Evidentemente l’evoluzione civile è in inquietante ritardo nel mondo, se non giunge addirittura a configurarsi come involuzione.
Nel filone delle riflessioni sulla pace risalta la cinquecentesca Querela pacis di Erasmo.
Eccone un passo tradotto dal latino:
“E invero, se io sono la Pace, esaltata all’unisono da dèi e uomini come sorgente, genitrice, nutrice, promotrice, tutrice di ogni bene esistente in cielo o in terra, e se in mia assenza nulla mai fiorisce, è saldo, puro, santo, piacevole per gli uomini e gradito ai superi, mentre la guerra viceversa si presenta come l’oceano di tutte le sventure esistenti al mondo, […] ebbene, io allora mi chiedo in nome dell’immortale divinità: chi può ritenere che costoro siano esseri umani ed abbiano un briciolo di senno, quando a dispetto delle mie virtù si adoperano con tanti mezzi, tanta ostinazione, tante macchinazioni, tante astuzie, tanti affanni, tanti rischi a scacciarmi, per acquistare a così caro prezzo un tale profluvio di mali?”

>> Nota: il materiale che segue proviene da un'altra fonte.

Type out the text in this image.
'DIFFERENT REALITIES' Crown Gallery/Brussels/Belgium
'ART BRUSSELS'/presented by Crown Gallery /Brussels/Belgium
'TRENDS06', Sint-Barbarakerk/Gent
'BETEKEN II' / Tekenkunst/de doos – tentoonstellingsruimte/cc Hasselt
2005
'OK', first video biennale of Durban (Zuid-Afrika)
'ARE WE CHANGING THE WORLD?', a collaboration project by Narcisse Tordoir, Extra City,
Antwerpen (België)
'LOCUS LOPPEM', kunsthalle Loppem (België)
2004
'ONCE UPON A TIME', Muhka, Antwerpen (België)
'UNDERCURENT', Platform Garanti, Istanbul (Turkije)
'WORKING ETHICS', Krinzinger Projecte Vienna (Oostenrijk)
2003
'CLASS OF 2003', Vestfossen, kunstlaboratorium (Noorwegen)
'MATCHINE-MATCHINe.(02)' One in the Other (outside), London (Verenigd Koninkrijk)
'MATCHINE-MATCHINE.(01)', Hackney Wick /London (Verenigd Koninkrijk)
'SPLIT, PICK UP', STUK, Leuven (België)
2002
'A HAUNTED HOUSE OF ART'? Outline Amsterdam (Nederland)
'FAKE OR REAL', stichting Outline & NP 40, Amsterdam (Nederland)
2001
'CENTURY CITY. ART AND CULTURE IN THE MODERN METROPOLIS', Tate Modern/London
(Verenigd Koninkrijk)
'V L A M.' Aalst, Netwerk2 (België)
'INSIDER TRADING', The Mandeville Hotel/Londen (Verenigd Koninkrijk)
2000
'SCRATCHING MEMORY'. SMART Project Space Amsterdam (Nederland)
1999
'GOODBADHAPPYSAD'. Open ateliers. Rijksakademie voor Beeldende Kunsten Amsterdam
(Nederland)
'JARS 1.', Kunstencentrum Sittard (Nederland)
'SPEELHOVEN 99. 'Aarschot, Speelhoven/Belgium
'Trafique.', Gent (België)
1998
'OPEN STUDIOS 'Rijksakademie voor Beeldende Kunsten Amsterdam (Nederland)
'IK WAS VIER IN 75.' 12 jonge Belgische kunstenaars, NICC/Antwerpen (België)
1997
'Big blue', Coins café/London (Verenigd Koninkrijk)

Il testo classico in cui la ragione coltiva l’utopia è  Per la pace perpetua  di Immanuel Kant.
Fra le condizioni necessarie per assicurare la pace perpetua il filosofo annovera la totale scomparsa degli eserciti permanenti, il divieto per ogni Stato di intromettersi con la forza in un altro Stato, la necessità  della forma repubblicana della costituzione di ogni Stato e del federalismo fra Stati. Per lui, che ritiene non inconciliabili politica e morale, i politici dovrebbero avvalersi della consulenza dei filosofi. Se ci chiediamo quali filosofi, dobbiamo escludere quelli come Georg Wilhelm Friedrich Hegel,  triste figura che la guerra non la condanna, ma la esalta. È l’aberrazione della “guerra sola igiene del mondo”, come la celebra e glorifica Filippo Tommaso  Marinetti.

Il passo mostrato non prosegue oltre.